Timo Ehmke, Dr. habil., works as a research scientist at the Leibniz Institute for Science Education (IPN) in Kiel, Germany. He studied Mathematics, Technology and Education at the Universities of Kiel and Flensburg in Germany. He received the state examination in Mathematics and Technology Education in 1997 and a Ph.D. in Education in 2001. Since 2001 he has been working at the Department of Education at the IPN Kiel in the field of Educational Research. In 2007, he finished his habilitation (postdoctoral lecture qualification) in Educational Research at the University of Kiel.
Martti E. Pesonens
Martti E. Pesonen, Ph.D., acts as senior lecturer at the University of Eastern Finland (Joensuu campus). He studied mathematics and physics in Joensuu and Paris and got the doctor’s degree in mathematics in 1986. He achieved the pedagogical competence of mathematics and physics subject teacher in 1997. He teaches mostly the first year university mathematics courses including basic relational concepts, discrete mathematics and axiomatic approach to linear algebra.

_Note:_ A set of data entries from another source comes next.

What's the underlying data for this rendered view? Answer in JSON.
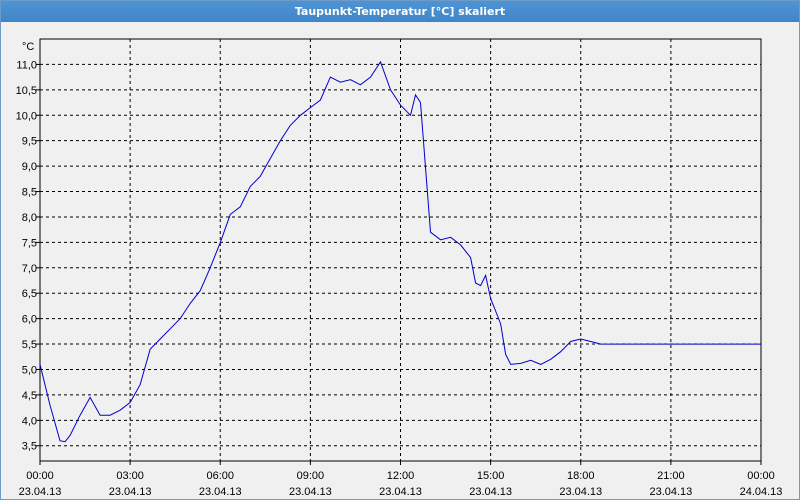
{
  "window": {
    "title": "Taupunkt-Temperatur [°C] skaliert"
  },
  "chart_data": {
    "type": "line",
    "title": "Taupunkt-Temperatur [°C] skaliert",
    "ylabel": "°C",
    "ylim": [
      3.2,
      11.5
    ],
    "xlim": [
      0,
      24
    ],
    "grid": true,
    "y_ticks": [
      "3,5",
      "4,0",
      "4,5",
      "5,0",
      "5,5",
      "6,0",
      "6,5",
      "7,0",
      "7,5",
      "8,0",
      "8,5",
      "9,0",
      "9,5",
      "10,0",
      "10,5",
      "11,0"
    ],
    "x_ticks": [
      {
        "time": "00:00",
        "date": "23.04.13"
      },
      {
        "time": "03:00",
        "date": "23.04.13"
      },
      {
        "time": "06:00",
        "date": "23.04.13"
      },
      {
        "time": "09:00",
        "date": "23.04.13"
      },
      {
        "time": "12:00",
        "date": "23.04.13"
      },
      {
        "time": "15:00",
        "date": "23.04.13"
      },
      {
        "time": "18:00",
        "date": "23.04.13"
      },
      {
        "time": "21:00",
        "date": "23.04.13"
      },
      {
        "time": "00:00",
        "date": "24.04.13"
      }
    ],
    "series": [
      {
        "color": "#0000cc",
        "x": [
          "00:00",
          "00:20",
          "00:40",
          "00:50",
          "01:00",
          "01:20",
          "01:40",
          "02:00",
          "02:20",
          "02:40",
          "03:00",
          "03:20",
          "03:40",
          "04:00",
          "04:20",
          "04:40",
          "05:00",
          "05:20",
          "05:40",
          "06:00",
          "06:20",
          "06:40",
          "07:00",
          "07:20",
          "07:40",
          "08:00",
          "08:20",
          "08:40",
          "09:00",
          "09:20",
          "09:40",
          "10:00",
          "10:20",
          "10:40",
          "11:00",
          "11:20",
          "11:40",
          "12:00",
          "12:20",
          "12:30",
          "12:40",
          "13:00",
          "13:20",
          "13:40",
          "14:00",
          "14:20",
          "14:30",
          "14:40",
          "14:50",
          "15:00",
          "15:10",
          "15:20",
          "15:30",
          "15:40",
          "16:00",
          "16:20",
          "16:40",
          "17:00",
          "17:20",
          "17:40",
          "18:00",
          "18:20",
          "18:40",
          "19:00",
          "19:20",
          "19:40",
          "20:00",
          "20:20",
          "20:40",
          "20:50",
          "21:00",
          "21:20",
          "21:40",
          "22:00",
          "22:20",
          "22:40",
          "23:00",
          "23:20",
          "23:40",
          "24:00"
        ],
        "y": [
          5.1,
          4.3,
          3.6,
          3.58,
          3.7,
          4.1,
          4.45,
          4.1,
          4.1,
          4.2,
          4.35,
          4.7,
          5.4,
          5.6,
          5.8,
          6.0,
          6.3,
          6.55,
          7.0,
          7.5,
          8.05,
          8.2,
          8.6,
          8.8,
          9.15,
          9.5,
          9.8,
          10.0,
          10.15,
          10.3,
          10.75,
          10.65,
          10.7,
          10.6,
          10.75,
          11.05,
          10.5,
          10.2,
          10.0,
          10.4,
          10.25,
          7.7,
          7.55,
          7.6,
          7.45,
          7.2,
          6.7,
          6.65,
          6.85,
          6.4,
          6.15,
          5.9,
          5.3,
          5.1,
          5.12,
          5.18,
          5.1,
          5.2,
          5.35,
          5.55,
          5.6,
          5.55,
          5.5,
          5.5,
          5.5,
          5.5,
          5.5,
          5.5,
          5.5,
          5.5,
          5.5,
          5.5,
          5.5,
          5.5,
          5.5,
          5.5,
          5.5,
          5.5,
          5.5,
          5.5
        ]
      }
    ]
  }
}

Prof. Dr. Lenni Haapasalo worked at the University of Jyväskylä, at first 9 years as mathematician, and after that18 years as Senior Lecturer/Associate Professor in Mathematics Education. Since 1999 he is full-time Professor of Education at the University of Eastern Finland. His research interest is to develop practical theories based on modern socio-constructivist views, emphasizing technology-based self-determined learning environments, links between conceptual and procedural knowledge, and the genesis of sustainable heuristic processes.